= Symbolic linguistic representation =

A symbolic linguistic representation is a representation of an utterance that uses symbols to represent linguistic information about the utterance, such as information about phonetics, phonology, morphology, syntax, or semantics. Symbolic linguistic representations are different from non-symbolic representations, such as recordings, because they use symbols to represent linguistic information rather than measurements.

Symbolic representations are widely used in linguistics. In syntactic representations, atomic category symbols often refer to the syntactic category of a lexical item. Examples include lexical categories such as auxiliary verbs (INFL), phrasal categories such as relative clauses (SRel) and empty categories such as wh-traces (t_{WH}).^{} In some formalisms, such as Lexical Functional Grammar, these symbols can refer to both grammatical functions and values of grammatical categories. In linguistics, empty categories are represented with ∅.
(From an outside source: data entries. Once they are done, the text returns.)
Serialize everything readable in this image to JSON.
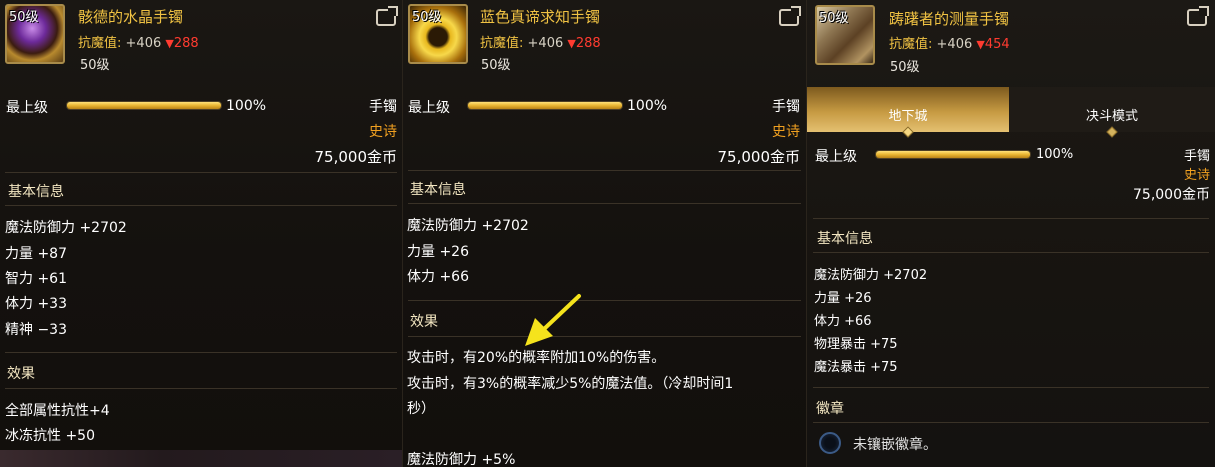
{
  "colors": {
    "gold": "#f0c243",
    "red": "#ff3b30",
    "epic": "#f0a020",
    "arrow": "#f5e31c"
  },
  "panels": [
    {
      "level_badge": "50级",
      "name": "骸德的水晶手镯",
      "resist_label": "抗魔值:",
      "resist_value": "+406",
      "resist_diff": "288",
      "sub_level": "50级",
      "upgrade_label": "最上级",
      "upgrade_progress": 1.0,
      "upgrade_pct": "100%",
      "type": "手镯",
      "rarity": "史诗",
      "price": "75,000金币",
      "basic_title": "基本信息",
      "stats": [
        "魔法防御力 +2702",
        "力量 +87",
        "智力 +61",
        "体力 +33",
        "精神 −33"
      ],
      "effect_title": "效果",
      "effects": [
        "全部属性抗性+4",
        "冰冻抗性 +50"
      ],
      "icons": {
        "item": "purple-crystal-bracelet-icon",
        "share": "share-icon"
      }
    },
    {
      "level_badge": "50级",
      "name": "蓝色真谛求知手镯",
      "resist_label": "抗魔值:",
      "resist_value": "+406",
      "resist_diff": "288",
      "sub_level": "50级",
      "upgrade_label": "最上级",
      "upgrade_progress": 1.0,
      "upgrade_pct": "100%",
      "type": "手镯",
      "rarity": "史诗",
      "price": "75,000金币",
      "basic_title": "基本信息",
      "stats": [
        "魔法防御力 +2702",
        "力量 +26",
        "体力 +66"
      ],
      "effect_title": "效果",
      "effects": [
        "攻击时，有20%的概率附加10%的伤害。",
        "攻击时，有3%的概率减少5%的魔法值。（冷却时间1",
        "秒）",
        "魔法防御力 +5%"
      ],
      "icons": {
        "item": "gold-emerald-bracelet-icon",
        "share": "share-icon",
        "arrow": "yellow-arrow-icon"
      }
    },
    {
      "level_badge": "50级",
      "name": "踌躇者的测量手镯",
      "resist_label": "抗魔值:",
      "resist_value": "+406",
      "resist_diff": "454",
      "sub_level": "50级",
      "tabs": [
        "地下城",
        "决斗模式"
      ],
      "upgrade_label": "最上级",
      "upgrade_progress": 1.0,
      "upgrade_pct": "100%",
      "type": "手镯",
      "rarity": "史诗",
      "price": "75,000金币",
      "basic_title": "基本信息",
      "stats": [
        "魔法防御力 +2702",
        "力量 +26",
        "体力 +66",
        "物理暴击 +75",
        "魔法暴击 +75"
      ],
      "emblem_title": "徽章",
      "emblem_text": "未镶嵌徽章。",
      "icons": {
        "item": "brass-measure-bracelet-icon",
        "share": "share-icon",
        "emblem": "empty-emblem-slot-icon"
      }
    }
  ]
}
Symbolic representations also appear in phonetic transcription, descriptions of phonological processes, trochees, phonemes, morphophonemes, natural classes, semantic features such as animacy and the qualia structures of Generative Lexicon Theory.

In natural language processing, linguistic representations, such as syntactic representations, have long been in the service of improving the output of information retrieval systems, such as search engines and machine translation systems. Recently, in span-based neural constituency parsing lexical items begin as wordpiece tokens or BPE tiktokens before they are transformed into several other representations: word vectors (word encoder), terminal nodes (span vectors, fenceposts), non-terminal nodes (span classifier), parse tree (neural CKY). It'is suggested that the mapping from terminals to non-terminals learns what constructions are permitted by the language.

Symbolic linguistic representations are frequently used in computational linguistics.

Other representations in linguistics that are not symbols or measurements include rules and rankings.